One week left! This time next week, I will have taken my last college course of my undergraduate career. It’s a strange feeling, knowing that I’m almost done. I’m not complaining or anything, don’t get me wrong, it’s just not a feeling that I’m used to. Even now, as I eagerly await the freedom that comes with graduation and commencement, I wish I had more time. No, I’m not wishing for more school; as far as that is concerned May 18th couldn’t come soon enough! It’s just that I’ve tried so hard over these past few years to forge relationships with some pretty amazing people and I feel as though I haven’t been as successful as I had hoped.

It’s interesting how we (people in general) wait until the last minute to really appreciate the friends that we’ve made. It’s only when our time is nearly up at a place that we realize just what we’ve had. I’m certainly including myself in this too.

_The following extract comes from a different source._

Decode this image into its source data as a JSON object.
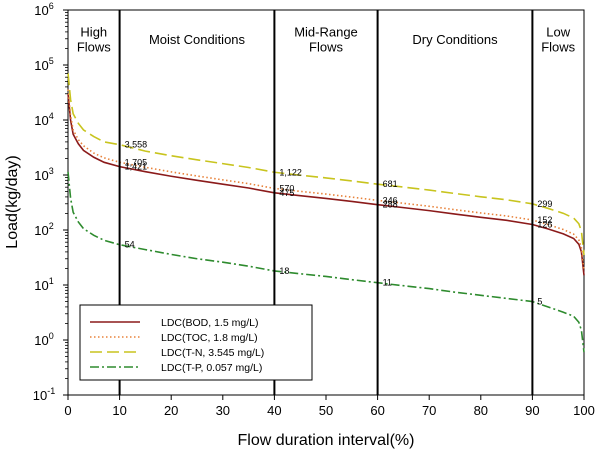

At any new beginning I am often so reluctant to open up, so nervous about whether or not those I want to be with want to be with me too, so unsure about who it is that I am supposed to be. In many ways, I feel that college has been just one big beginning. I’ve said before how I always feel that I hold more stock in my friendships than others do and perhaps that has contributed to this feeling I have. What I mean is, by others being distant with me, I either return to that reluctance or I never leave it in the first place; it’s hard to tell which. There are those who I can talk to about anything, those I can be myself with no matter what, those who really know me and I them. Unfortunately, I can count those people on one hand. There are so many others that fill in the other category: those who are perhaps better seen as friends rather than Friends – I’ll let you make your own distinction between the two, I think it’s pretty obvious what I mean. In any case, I regret not making more out of my time here as far as my friendships go. (I know there are a lot of holes in this story, there is a lot that is either difficult to express or I just don’t want to get too depressing. I guess I partly just wanted you to think along with me – for yourself – and see how true this may be for your life. I don’t know…)

On to happier topics! I didn’t post it in my last journal but I got a job! The question of “what comes next?” now has an answer. I will be back in Central New York working for Moore Multimedia, Inc. I will be doing a number of things from office management, videography, graphic design, live media production, as well as moving into some computer animation – and pretty much whatever else needs to be done. It’s an exciting time!

Well, I can’t think of anything else to write and there are many other things that I need to worry about at this juncture so I’ll leave it with that. I probably won’t be able to write much more before graduation, but I’ll see what I can do. In the meantime, please come back after May 18th sometime and I’ll hopefully have some graduation pictures up!